Speaker: Milad Maleki Pirbazari, Bilkent University
Date & Time: October 8, 2021, Friday, 13:30.
Place: EE-01
Title: Risk-averse Allocation Indices for Multi-armed Bandit Problem
Abstract: In classical multi-armed bandit problem, the aim is to find a policy maximizing the expected total reward, implicitly assuming that the decision-maker is risk-neutral. On the other hand, the decision makers are risk-averse in some real life applications. In this study, we design a new setting based on the concept of dynamic risk measures where the aim is to find a policy with the best risk-adjusted total discounted outcome. We provide a theoretical analysis of multi-armed bandit problem with respect to this novel setting, and propose a priority-index heuristic which gives risk-averse allocation indices having a structure similar to Gittins index. Although an optimal policy is shown not always to have index-based form, empirical results express the excellence of this heuristic and show that with risk-averse allocation indices we can achieve optimal or near-optimal interpretable policies.

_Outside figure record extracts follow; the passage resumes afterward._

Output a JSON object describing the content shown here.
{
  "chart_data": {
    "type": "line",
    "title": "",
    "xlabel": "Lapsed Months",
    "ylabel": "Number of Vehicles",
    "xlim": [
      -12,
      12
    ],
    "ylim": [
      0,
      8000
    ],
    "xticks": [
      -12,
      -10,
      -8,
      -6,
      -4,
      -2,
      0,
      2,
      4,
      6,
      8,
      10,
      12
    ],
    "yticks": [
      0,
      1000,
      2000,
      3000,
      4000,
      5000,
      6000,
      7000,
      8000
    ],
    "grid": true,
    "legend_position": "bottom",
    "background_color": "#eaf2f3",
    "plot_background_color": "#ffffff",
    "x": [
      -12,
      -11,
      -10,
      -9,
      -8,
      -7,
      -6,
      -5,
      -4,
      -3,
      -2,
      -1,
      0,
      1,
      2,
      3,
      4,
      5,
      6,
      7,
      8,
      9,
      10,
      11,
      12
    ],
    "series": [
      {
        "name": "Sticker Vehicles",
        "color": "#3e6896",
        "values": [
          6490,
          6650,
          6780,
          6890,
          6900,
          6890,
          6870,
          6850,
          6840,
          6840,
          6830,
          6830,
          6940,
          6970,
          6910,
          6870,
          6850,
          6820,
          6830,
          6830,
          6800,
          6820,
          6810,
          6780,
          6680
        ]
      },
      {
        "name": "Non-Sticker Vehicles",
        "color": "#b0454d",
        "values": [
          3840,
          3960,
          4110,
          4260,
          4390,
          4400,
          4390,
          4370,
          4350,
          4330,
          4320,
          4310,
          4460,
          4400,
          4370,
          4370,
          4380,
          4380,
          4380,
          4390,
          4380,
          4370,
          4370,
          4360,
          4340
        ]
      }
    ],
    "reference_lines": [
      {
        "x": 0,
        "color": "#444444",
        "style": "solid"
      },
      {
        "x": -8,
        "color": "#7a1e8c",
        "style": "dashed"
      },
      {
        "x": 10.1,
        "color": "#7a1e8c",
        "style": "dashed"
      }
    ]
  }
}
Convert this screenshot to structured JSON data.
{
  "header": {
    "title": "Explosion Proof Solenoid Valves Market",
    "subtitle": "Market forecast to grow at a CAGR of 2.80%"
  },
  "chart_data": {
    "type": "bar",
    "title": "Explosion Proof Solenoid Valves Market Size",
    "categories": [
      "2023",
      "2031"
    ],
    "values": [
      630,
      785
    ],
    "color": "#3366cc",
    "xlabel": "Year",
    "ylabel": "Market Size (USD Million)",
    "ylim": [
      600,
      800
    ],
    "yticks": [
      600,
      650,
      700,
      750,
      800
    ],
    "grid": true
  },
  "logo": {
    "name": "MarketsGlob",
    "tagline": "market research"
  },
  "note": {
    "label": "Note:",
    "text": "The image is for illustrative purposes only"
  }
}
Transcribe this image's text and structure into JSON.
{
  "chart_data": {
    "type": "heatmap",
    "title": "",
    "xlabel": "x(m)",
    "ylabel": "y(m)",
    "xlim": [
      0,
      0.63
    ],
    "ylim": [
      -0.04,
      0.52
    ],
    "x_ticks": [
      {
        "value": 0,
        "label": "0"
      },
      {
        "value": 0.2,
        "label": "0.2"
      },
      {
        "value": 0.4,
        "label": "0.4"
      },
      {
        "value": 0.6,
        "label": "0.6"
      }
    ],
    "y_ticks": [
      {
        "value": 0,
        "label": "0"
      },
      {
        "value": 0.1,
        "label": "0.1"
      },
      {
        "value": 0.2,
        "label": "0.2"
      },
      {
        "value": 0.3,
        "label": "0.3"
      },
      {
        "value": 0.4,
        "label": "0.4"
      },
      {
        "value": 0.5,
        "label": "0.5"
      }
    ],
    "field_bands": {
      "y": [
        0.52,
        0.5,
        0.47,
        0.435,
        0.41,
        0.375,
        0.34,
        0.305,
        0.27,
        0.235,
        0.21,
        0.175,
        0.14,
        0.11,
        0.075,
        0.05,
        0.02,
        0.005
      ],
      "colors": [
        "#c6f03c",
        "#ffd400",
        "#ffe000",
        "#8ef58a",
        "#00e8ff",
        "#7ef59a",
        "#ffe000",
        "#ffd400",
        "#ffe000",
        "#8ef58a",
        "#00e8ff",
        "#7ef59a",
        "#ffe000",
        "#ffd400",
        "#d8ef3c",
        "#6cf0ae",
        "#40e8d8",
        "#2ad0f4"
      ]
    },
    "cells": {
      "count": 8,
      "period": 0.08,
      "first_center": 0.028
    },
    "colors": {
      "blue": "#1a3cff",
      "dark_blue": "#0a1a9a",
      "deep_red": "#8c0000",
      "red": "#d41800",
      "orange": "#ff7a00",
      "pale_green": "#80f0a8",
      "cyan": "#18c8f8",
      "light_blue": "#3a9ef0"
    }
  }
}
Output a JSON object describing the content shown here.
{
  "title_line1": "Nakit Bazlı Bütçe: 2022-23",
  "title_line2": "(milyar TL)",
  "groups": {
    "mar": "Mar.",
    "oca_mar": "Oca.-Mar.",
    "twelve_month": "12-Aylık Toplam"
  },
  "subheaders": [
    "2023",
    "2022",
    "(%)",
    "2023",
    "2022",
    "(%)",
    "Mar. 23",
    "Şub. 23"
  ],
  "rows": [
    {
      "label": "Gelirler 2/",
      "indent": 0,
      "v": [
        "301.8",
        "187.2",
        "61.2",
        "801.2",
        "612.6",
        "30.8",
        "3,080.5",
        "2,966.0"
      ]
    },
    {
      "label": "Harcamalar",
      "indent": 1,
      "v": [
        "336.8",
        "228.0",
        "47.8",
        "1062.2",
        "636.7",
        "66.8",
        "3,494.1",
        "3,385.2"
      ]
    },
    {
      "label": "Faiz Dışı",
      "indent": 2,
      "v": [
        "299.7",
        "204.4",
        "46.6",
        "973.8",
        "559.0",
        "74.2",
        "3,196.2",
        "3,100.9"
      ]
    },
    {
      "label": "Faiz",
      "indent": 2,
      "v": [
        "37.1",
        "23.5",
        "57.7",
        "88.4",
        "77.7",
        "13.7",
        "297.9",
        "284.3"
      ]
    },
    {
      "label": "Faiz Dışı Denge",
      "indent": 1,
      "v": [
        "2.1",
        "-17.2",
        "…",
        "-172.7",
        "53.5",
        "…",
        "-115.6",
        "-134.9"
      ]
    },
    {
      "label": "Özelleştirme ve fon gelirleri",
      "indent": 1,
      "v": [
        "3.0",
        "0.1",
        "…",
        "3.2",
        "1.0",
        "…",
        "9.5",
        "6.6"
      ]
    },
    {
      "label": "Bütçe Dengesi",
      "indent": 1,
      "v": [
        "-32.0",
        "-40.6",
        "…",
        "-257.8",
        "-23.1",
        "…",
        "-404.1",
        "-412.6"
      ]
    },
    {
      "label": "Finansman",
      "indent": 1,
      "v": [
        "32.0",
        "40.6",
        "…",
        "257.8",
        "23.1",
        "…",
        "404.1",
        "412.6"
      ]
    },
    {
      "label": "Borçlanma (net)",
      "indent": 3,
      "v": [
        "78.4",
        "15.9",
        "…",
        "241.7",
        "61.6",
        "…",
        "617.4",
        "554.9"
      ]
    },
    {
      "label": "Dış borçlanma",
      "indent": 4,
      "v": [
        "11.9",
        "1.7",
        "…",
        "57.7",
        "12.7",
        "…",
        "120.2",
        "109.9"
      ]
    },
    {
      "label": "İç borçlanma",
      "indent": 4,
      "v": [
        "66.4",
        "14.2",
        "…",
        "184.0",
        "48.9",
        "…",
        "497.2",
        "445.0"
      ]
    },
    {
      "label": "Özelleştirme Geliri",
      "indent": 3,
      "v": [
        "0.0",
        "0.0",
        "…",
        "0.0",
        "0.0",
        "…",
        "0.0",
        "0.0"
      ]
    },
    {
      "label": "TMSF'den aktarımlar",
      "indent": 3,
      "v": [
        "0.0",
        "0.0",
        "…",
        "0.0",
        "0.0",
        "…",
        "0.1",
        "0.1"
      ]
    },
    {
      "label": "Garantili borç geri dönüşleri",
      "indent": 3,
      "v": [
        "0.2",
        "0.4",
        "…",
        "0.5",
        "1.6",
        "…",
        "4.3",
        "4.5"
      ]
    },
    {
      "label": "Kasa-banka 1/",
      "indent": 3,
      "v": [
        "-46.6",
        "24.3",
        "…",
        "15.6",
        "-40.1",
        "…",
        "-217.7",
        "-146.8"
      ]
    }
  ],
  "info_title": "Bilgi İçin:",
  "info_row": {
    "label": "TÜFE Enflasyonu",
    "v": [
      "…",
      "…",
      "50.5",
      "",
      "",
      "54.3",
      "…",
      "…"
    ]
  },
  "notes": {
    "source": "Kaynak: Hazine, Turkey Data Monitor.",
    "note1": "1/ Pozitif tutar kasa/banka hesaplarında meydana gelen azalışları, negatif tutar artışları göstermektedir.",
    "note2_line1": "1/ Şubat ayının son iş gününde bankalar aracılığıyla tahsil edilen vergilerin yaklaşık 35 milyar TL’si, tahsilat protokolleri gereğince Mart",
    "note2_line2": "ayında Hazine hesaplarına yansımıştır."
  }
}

Bio: Milad Maleki Pirbazari is currently a teaching instructor in the department of Industrial Engineering at Bilkent University. He received his B.S. and M.S. degrees in Chemical Engineering from the University of Tehran and Tarbiat Modares University in 2008 and 2011, respectively. He also received an M.S. degree in Industrial and Systems Engineering from İstanbul Şehir University in 2015 and the Ph.D. degree in Industrial Engineering from Bilkent University in 2021. His research interests include stochastic and risk-averse optimization, Markov decision processes, and statistical machine learning.